There is little debate over Alastair Clarkson’s standing in the game as a vindicated genius. He is almost universally viewed as one of the best coaches in the game’s history. There are many aspects which set him apart from other coaches. One of his strongest talents is his ability to identify certain attributes of opposition players, target them with a role in mind and turn them into stars.
This was exemplified by his recruitment of Brent Guerra, who had been a frustrating player at two different clubs prior to joining Hawthorn where he excelled in a key role as a defensive rebounder off half back. Likewise, the transformation of Josh Gibson after his recruitment from North Melbourne was immense. The big-hearted, undersized back man became a key component in the Hawks’ juggernaut. He was named All Australian and won two Peter Crimmins medals in premiership years after being cast in the zone off role, free in defence. Another player Clarkson recruited from North Melbourne was David Hale. He became another important player in Alastair Clarkson’s game plan as a very clever 2nd ruck and resting forward and despite being relatively underwhelming at the Kangaroos, he became well regarded for having a huge impact in big games during his career at Hawthorn.
If the following quotes are anything to go on, it seems Clarkson has similar intentions for Jarman Impey, who the Hawks recently acquired in a trade from Port Adelaide.
“We recognise he’s got some significant strength around his speed and raw power and we want to see that in the forward line, midfield and when we need it, in the back end.’
“If he gets that exposure, confidence in himself, belief and impact in the manner we’d like, then he can become an A-grade player for us.”
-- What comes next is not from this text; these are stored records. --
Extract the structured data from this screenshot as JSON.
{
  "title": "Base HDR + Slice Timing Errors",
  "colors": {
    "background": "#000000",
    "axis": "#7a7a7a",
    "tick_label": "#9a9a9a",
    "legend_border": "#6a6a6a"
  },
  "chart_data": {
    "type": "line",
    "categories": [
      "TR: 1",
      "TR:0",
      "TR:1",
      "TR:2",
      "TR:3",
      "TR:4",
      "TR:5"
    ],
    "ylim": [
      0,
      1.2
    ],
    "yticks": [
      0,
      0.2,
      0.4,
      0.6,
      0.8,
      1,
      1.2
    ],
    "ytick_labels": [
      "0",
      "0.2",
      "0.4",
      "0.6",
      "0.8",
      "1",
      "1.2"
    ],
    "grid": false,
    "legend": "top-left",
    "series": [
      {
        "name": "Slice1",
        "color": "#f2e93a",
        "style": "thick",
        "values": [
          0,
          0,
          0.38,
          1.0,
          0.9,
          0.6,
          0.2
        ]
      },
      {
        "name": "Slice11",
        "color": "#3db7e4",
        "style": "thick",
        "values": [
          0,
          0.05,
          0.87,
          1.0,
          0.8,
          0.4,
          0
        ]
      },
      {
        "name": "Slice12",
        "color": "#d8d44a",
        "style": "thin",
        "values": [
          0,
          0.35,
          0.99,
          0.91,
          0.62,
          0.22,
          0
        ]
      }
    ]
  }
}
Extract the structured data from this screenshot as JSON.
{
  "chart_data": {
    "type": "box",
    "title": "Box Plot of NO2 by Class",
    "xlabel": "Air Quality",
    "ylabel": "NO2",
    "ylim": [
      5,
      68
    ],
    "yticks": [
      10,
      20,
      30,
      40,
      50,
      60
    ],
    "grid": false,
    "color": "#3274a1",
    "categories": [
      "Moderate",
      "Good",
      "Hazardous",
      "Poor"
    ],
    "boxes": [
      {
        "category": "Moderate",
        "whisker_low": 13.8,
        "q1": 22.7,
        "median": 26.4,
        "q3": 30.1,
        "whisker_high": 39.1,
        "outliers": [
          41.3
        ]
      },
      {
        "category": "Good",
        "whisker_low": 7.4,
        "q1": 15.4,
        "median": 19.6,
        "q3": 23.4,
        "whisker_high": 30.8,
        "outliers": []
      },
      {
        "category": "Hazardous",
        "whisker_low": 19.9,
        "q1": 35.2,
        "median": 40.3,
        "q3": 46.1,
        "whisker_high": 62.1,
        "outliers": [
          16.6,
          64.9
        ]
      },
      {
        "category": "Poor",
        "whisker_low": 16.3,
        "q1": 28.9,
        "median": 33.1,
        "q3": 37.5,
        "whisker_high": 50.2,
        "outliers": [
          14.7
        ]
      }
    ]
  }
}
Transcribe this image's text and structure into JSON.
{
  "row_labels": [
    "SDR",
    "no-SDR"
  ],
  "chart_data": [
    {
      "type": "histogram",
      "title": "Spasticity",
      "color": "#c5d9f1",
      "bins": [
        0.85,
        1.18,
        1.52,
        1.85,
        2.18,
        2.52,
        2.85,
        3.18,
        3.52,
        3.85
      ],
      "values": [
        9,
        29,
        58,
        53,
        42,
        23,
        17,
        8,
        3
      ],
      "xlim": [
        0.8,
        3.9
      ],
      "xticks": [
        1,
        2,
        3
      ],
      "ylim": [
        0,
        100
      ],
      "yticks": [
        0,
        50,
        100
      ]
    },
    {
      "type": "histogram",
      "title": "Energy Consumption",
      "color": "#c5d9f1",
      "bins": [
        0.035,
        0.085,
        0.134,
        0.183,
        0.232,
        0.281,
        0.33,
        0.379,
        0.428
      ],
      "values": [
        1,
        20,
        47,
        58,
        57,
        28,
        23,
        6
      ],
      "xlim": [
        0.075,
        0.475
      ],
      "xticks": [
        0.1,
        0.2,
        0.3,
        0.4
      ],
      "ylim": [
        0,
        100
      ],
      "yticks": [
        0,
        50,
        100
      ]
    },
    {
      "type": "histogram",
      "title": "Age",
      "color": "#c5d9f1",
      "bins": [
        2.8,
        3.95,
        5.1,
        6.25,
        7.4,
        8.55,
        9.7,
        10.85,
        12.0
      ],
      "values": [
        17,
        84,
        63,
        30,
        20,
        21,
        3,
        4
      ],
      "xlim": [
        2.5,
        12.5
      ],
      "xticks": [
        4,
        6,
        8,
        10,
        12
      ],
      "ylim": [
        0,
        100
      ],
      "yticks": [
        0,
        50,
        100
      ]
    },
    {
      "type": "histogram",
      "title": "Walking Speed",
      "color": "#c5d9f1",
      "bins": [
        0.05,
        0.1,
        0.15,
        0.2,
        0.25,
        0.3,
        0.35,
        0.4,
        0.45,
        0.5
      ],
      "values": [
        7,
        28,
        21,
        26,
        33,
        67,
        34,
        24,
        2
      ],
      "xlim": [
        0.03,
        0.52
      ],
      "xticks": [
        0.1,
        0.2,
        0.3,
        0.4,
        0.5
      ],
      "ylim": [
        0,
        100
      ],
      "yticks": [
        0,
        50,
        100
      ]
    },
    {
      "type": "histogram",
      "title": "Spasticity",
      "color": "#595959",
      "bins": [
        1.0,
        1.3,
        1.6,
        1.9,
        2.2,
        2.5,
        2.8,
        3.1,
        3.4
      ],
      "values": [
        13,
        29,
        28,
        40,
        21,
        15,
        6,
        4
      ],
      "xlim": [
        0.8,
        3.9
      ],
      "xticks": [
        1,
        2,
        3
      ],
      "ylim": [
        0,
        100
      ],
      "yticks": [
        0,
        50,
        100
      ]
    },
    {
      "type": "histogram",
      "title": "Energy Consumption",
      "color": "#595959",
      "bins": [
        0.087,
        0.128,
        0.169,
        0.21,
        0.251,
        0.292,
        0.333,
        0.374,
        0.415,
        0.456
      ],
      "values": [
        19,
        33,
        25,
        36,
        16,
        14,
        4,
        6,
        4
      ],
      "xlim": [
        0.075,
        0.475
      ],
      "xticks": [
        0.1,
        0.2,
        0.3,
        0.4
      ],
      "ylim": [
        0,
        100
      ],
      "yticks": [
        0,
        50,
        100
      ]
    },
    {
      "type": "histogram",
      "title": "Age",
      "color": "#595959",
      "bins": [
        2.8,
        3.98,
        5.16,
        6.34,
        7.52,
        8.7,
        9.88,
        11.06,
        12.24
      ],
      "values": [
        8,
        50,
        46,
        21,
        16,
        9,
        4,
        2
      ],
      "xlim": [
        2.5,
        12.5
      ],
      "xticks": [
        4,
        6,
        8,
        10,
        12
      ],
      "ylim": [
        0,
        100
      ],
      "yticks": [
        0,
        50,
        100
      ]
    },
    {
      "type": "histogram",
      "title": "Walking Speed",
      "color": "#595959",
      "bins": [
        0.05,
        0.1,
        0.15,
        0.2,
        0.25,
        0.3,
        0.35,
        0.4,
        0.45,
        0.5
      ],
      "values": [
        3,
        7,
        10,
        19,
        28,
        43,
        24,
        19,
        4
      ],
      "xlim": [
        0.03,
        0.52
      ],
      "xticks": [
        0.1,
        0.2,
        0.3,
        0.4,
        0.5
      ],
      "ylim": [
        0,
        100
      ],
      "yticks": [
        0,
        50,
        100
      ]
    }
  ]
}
The latter part of the first quote hints at a reluctance towards using Impey in the back half and instead indicates Clarkson’s intention to fully utilise him in the crucial middle part of the ground. His jet heels could be potentially devastating, in bursts, as an attacking force, in breaking the lines through the forward presses from oppositions, to aid in transition into attack. This would be similar to the role played by Cyril Rioli throughout his glittering career, as a burst presence in the midfield to complement his forward role. Rioli would then use his precocious ‘x-factor’ to help facilitate the rebound from defence into attack (see attached video below) and it is hoped that Impey would follow suit. It was no coincidence that the absence of Rioli for large parts of 2017, not just as a forward, but in this crucial midfield role, was key in the demise of Hawthorn’s once vaunted forward line. This deprived the team of this ‘x-factor’ element and the corresponding unpredictability of its forward half entries. It was little wonder the Hawks recruited Impey. I am sure, also, that he would be able to offer support to Rioli after his recent injury concerns and his father’s ill health.
As with all preconceived roles, they are only made valid when others facilitate them by performing their own duties. Conor Glass could fill one such role if he could seal a position off half back where the temptation would be to use Impey due to his pace and line breaking ability. With the inclusion of Blake Hardwick as a small defender and James Sicily in the same zone off role that garnered universal acclaim for Josh Gibson, the team’s defensive rebound would be reinforced, after being a notable weakness early in the 2017 season. These players should aid Conor Glass in succeeding in the half back role. Hardwick is a skilled rebounder with long decisive kicking and whilst Sicily is a more cavalier defender, he has the elite foot skills and associated daring to nail many scything kicks that remind me of Matthew Suckling. Glass, with the blitzing pace he offers and courage to take on the game, would be the final puzzle piece needed to make the defensive rebound lethal due to its eclectic nature.
If the club implemented the above plan, this would allow Impey to be used in a more offensive manner. This could then give Impey the chance to rise to A-grade status, as boldly predicted by Alastair Clarkson.